The findings just released by the U.S. Department of Aviation's inspector general state that "it appears FAA management fostered a culture whereby air carriers were considered the primary customer of its oversight mission instead of the flying public."
It urges the agency to adopt a list of recommendations for improvements.
The probe stems from whistle-blowers' complaints that the FAA and Southwest Airlines were lax in inspecting the fuselages of Southwest's Boeing 737 fleet for cracks.
Southwest reported to an FAA maintenance inspector in March 2007 it hadn't checked the fuselages as required. Although that should have triggered grounding the 737s so they could be looked at, the FAA official dropped the ball, authorities said.
As a result, 6 million passengers were carried for up to nine months in airplanes that were noncompliant, the report noted. When Southwest finally checked the aircraft, fuselage cracks were found in five, federal auditors said.

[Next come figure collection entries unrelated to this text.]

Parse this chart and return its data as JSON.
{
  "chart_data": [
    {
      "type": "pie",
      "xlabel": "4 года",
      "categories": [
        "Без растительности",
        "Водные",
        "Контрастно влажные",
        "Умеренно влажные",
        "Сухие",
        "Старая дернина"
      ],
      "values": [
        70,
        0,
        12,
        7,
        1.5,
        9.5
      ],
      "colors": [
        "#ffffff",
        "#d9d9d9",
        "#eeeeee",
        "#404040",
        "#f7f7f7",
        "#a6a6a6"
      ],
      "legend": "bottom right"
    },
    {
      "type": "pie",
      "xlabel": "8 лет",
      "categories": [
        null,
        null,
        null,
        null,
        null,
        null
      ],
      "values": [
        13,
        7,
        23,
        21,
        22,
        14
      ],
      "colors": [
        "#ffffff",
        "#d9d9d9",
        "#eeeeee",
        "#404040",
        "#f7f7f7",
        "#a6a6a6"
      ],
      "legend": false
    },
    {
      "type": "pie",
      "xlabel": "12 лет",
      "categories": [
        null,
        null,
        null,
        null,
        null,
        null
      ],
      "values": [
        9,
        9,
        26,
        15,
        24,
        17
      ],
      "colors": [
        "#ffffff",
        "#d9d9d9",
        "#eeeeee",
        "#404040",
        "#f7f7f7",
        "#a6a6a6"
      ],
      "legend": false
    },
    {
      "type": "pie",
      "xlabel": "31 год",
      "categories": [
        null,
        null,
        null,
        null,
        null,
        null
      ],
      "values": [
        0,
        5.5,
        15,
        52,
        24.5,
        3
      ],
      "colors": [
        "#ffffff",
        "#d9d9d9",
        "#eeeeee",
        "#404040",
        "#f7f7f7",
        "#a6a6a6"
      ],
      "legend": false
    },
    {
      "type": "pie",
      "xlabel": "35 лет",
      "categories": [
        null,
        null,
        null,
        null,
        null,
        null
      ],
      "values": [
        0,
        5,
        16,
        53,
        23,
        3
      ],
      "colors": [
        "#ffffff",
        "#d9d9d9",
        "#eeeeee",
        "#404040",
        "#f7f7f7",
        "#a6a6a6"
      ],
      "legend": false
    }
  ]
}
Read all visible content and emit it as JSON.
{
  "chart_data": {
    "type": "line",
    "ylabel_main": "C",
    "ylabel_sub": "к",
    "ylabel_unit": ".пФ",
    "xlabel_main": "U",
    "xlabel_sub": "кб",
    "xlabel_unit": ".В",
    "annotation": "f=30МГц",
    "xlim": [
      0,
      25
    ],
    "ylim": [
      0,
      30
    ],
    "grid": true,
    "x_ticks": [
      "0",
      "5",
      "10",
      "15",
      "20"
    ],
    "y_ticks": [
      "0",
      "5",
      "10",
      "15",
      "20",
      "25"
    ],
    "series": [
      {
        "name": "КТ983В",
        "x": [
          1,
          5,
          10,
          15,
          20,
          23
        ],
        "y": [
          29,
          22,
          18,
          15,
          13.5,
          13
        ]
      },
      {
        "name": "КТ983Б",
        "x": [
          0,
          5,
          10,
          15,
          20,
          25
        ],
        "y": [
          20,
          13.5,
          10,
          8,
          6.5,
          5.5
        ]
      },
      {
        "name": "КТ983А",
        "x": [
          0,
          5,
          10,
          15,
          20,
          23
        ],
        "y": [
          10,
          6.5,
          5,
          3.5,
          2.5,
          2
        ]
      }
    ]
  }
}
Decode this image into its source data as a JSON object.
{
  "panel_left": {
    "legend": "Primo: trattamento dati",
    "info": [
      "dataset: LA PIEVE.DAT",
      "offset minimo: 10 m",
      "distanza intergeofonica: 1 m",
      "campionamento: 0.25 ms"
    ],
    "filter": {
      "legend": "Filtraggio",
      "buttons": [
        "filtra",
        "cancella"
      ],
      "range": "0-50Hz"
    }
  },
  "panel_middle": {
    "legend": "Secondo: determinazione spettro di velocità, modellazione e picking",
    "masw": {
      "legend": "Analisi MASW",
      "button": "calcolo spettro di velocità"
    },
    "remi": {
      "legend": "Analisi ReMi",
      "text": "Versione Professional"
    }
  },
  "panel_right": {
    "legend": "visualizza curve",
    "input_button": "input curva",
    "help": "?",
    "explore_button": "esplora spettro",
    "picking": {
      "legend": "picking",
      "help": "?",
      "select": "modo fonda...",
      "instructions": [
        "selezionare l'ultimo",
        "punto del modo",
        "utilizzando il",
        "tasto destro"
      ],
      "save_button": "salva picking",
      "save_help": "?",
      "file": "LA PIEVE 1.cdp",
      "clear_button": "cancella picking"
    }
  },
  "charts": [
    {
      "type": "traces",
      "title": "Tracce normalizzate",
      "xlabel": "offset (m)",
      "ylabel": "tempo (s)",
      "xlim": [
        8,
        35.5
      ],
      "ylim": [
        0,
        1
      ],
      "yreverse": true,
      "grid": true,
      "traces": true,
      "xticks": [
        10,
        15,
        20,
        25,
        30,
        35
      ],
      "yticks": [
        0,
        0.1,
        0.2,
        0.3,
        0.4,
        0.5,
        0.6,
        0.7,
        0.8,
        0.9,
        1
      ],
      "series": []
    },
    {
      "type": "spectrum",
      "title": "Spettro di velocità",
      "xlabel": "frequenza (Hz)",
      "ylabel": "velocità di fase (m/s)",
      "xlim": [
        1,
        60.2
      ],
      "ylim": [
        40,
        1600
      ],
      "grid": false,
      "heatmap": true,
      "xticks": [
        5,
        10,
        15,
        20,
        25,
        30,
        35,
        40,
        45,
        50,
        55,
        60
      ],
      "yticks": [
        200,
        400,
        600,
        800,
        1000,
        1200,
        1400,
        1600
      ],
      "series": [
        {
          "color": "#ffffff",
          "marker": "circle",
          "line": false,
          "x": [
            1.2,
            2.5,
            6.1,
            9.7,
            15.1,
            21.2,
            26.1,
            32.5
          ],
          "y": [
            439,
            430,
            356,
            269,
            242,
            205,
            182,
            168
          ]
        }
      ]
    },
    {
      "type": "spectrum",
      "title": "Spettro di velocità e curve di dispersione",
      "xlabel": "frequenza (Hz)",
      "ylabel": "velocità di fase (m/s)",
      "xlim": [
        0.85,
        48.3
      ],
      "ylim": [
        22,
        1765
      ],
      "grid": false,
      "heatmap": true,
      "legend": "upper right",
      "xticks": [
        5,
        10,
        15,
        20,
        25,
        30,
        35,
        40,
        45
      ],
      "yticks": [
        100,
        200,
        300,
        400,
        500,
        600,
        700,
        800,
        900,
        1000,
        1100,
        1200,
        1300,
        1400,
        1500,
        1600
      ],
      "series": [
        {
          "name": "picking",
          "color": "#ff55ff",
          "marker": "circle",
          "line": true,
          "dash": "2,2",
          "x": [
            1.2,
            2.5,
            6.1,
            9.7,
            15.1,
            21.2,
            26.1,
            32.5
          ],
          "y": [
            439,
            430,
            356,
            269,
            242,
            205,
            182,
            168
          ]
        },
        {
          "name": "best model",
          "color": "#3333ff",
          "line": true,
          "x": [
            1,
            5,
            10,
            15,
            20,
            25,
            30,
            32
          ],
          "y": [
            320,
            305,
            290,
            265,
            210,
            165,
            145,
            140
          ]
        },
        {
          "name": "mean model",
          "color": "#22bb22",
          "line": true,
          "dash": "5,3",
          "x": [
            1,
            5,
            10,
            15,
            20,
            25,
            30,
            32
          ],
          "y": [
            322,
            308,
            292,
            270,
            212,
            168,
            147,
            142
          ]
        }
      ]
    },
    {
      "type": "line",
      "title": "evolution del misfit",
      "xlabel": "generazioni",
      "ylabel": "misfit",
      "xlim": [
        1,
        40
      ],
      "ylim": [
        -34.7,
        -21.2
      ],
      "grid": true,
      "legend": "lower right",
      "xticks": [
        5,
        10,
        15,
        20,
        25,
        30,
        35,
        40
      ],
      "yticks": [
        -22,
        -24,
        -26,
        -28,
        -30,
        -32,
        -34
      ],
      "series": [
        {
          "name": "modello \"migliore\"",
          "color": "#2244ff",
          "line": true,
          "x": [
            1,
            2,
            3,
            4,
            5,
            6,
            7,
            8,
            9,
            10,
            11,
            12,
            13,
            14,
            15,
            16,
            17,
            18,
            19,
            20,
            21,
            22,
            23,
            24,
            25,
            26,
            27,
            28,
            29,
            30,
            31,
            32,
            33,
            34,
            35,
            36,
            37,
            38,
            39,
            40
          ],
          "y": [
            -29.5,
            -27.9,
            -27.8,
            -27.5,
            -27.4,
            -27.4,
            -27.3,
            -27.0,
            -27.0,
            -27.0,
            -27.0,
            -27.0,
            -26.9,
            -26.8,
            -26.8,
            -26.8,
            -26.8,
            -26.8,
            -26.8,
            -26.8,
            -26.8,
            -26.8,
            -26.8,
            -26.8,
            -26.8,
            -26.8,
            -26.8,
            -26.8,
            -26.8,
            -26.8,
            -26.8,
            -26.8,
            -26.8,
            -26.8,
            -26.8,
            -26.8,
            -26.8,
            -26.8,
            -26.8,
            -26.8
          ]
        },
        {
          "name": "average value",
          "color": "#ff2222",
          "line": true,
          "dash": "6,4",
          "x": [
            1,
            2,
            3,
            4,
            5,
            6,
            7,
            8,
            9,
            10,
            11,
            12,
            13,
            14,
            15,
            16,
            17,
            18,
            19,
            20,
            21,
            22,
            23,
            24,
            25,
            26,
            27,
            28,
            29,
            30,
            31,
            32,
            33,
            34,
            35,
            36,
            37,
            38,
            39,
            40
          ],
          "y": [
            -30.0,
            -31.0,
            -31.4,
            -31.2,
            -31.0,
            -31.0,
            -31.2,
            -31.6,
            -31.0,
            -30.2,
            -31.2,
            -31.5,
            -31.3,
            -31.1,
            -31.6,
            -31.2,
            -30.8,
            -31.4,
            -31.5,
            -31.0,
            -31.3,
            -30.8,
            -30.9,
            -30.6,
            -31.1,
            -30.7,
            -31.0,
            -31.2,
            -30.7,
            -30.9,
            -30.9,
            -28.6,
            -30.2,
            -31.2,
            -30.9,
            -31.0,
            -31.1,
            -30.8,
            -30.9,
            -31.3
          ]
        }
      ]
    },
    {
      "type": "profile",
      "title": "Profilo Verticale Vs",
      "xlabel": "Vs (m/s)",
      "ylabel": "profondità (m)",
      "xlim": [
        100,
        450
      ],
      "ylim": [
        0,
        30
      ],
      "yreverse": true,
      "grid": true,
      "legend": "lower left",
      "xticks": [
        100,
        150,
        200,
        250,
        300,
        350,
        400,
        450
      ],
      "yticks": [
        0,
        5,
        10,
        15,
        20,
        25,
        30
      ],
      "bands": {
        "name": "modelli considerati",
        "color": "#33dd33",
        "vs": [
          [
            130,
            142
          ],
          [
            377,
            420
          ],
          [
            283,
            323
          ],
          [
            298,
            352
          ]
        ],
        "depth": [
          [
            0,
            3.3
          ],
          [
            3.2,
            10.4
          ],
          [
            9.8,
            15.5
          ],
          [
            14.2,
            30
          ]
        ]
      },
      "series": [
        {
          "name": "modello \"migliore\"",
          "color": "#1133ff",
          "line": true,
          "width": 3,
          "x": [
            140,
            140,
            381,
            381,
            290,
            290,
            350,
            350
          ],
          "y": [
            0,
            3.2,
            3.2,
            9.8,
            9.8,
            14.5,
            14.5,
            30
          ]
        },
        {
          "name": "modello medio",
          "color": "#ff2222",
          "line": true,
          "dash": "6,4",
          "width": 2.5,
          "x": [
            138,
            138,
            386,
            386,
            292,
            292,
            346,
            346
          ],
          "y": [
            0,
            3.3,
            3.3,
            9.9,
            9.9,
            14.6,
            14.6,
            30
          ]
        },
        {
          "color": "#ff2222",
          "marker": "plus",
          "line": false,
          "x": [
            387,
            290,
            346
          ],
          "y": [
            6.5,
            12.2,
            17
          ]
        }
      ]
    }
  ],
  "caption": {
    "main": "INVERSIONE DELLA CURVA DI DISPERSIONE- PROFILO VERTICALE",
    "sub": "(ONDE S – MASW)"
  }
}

The airline was fined $10 million by the FAA. Subsequently, the agency called for safety audits of other carriers, leading to hundreds of fights being grounded at O'Hare International Airport and across the country this spring.
The inspector general's interim report on the controversy faults the FAA for allowing noncompliance issues to fester. The agency "promotes a pattern of excessive leniency at the expense of effective oversight," it concludes.
For example, it cites the fact a former FAA inspector took a job with Southwest Airlines as a regulatory compliance manager and dealt regularly with his former agency boss.
The inspector general recommends increasing oversight of inspections and redoubling efforts to ensure safety violations are corrected.
The report also suggests that FAA supervisory inspectors dealing with carriers be rotated and that an independent organization be set up to probe safety issues raised by employees because of concerns about insufficient protection for whistle-blowers.
In its response to the interim report, FAA spokeswoman Elizabeth Cory said the agency agreed with the findings and had already implemented most of the fixes.
But rotating supervisory inspectors is costly, difficult for employees and their families and would result in the loss of institutional knowledge, Cory said.
Regarding the independent organization, the FAA has said it only partially concurs with the recommendation because it already set up a system for employees to report safety concerns without fear of reprisals.
FAA leaders have defended the agency's record, telling a congressional committee recently it is safer than ever to fly.